The narrative of the novel jumps from person to person and detailing how each person contributes, copes, or fights against the events of Adjustment Day and its aftermath. The result is a novel which is not told in chronological order and difficult to follow. One pair of scenes, which take place only minutes apart, are separated by more than seventy pages. The various characters seemingly appear and disappear in the narrative as they please without any specific reason, leaving it up to the reader to guess who is important and who isn’t to the novel.
The most important pivotal scenes in the novel are punctuated by disturbing, and even obscene, scenes which seem to have no other purpose than to disturb the reader. Much of the novel seems to be a challenge to see how much you can stand.

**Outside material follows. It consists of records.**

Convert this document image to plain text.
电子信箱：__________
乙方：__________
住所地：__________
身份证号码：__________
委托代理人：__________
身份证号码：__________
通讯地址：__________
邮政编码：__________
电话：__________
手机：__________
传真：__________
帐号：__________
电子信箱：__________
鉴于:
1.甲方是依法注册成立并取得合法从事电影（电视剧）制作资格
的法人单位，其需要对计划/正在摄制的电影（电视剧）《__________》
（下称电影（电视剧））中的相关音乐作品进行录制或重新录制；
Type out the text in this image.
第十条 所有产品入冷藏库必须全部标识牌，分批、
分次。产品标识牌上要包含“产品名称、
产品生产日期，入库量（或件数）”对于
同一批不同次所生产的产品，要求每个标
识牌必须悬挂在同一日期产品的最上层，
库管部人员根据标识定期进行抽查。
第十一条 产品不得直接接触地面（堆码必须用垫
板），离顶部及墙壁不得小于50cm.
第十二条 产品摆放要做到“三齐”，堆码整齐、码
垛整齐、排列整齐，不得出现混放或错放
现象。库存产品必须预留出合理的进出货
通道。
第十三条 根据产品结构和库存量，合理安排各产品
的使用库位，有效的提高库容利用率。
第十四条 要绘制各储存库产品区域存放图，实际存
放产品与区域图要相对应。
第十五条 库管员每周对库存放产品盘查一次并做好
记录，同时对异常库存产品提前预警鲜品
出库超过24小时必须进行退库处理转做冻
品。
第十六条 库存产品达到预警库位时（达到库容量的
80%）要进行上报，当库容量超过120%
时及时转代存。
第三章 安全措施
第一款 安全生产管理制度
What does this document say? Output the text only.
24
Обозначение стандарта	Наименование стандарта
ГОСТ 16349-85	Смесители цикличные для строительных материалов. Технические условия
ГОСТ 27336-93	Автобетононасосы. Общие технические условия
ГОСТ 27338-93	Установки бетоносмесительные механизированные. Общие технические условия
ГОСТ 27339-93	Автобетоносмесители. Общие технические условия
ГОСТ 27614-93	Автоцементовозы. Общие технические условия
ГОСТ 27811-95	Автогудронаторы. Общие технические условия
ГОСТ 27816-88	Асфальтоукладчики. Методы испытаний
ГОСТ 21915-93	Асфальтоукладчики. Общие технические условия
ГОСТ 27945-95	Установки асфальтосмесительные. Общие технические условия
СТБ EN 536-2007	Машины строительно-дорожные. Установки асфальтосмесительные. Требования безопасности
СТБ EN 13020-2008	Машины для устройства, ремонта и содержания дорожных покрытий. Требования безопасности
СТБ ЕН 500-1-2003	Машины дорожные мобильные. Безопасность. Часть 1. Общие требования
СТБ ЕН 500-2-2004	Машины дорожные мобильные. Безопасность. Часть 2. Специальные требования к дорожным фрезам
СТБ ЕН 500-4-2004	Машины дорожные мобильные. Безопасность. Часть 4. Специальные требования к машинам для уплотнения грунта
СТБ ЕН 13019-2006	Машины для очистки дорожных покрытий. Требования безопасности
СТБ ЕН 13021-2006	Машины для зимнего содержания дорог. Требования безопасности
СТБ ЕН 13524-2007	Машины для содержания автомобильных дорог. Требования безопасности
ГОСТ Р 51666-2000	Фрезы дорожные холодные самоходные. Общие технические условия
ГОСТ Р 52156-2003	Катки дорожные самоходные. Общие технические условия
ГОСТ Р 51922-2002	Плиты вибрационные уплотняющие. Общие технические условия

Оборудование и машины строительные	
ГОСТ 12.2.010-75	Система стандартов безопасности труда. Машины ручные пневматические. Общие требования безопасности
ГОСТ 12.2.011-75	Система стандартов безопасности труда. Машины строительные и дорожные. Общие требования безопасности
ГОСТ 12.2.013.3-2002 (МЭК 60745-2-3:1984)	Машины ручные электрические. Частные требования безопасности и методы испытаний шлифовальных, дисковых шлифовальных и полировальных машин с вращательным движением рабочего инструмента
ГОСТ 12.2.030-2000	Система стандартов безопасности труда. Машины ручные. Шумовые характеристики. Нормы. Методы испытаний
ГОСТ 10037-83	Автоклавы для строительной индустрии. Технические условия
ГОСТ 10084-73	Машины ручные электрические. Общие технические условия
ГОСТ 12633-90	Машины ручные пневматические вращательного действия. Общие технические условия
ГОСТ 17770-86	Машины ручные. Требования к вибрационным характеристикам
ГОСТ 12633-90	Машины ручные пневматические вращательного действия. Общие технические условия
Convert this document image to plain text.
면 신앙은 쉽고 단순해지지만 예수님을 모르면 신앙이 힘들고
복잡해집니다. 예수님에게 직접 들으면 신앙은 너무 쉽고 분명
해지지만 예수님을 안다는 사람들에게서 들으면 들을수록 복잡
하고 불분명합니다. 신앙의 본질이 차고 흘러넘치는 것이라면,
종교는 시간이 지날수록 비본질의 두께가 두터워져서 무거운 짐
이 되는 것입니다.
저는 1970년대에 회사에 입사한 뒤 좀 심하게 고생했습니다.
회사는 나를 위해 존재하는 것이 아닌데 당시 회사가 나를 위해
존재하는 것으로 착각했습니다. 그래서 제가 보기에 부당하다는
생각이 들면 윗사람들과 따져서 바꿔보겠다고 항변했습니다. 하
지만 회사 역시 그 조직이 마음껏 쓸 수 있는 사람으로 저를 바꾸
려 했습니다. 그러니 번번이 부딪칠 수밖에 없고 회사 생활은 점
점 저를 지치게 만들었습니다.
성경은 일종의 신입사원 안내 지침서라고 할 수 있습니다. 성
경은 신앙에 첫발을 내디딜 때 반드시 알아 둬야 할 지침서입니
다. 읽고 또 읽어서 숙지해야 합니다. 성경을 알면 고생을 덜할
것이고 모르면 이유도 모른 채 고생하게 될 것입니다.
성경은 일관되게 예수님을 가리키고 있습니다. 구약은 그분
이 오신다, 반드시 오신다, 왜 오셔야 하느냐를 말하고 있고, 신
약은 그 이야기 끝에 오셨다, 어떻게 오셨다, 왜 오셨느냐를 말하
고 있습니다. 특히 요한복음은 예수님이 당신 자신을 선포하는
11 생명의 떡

Throughout the novel you will be treated to the sights and sounds of a body decaying to the point of explosion, the trial and error (mostly error) of using a razor blade to remove a GPS tracking device from an old man, and one-eared Congressmen burying their fellow politicians in a mass grave.
Although the novel does have solid passages which do provide insightful and interesting commentary upon the state of power in America, those passages are few and far between. Palahniuk’s commentary is stifled by the lack of chronology, random scenes which appear to have no other purpose than to disgust the reader, and an abrupt ending that leaves many questions unanswered. The novel is, however, original in one of the most stereotypical genres.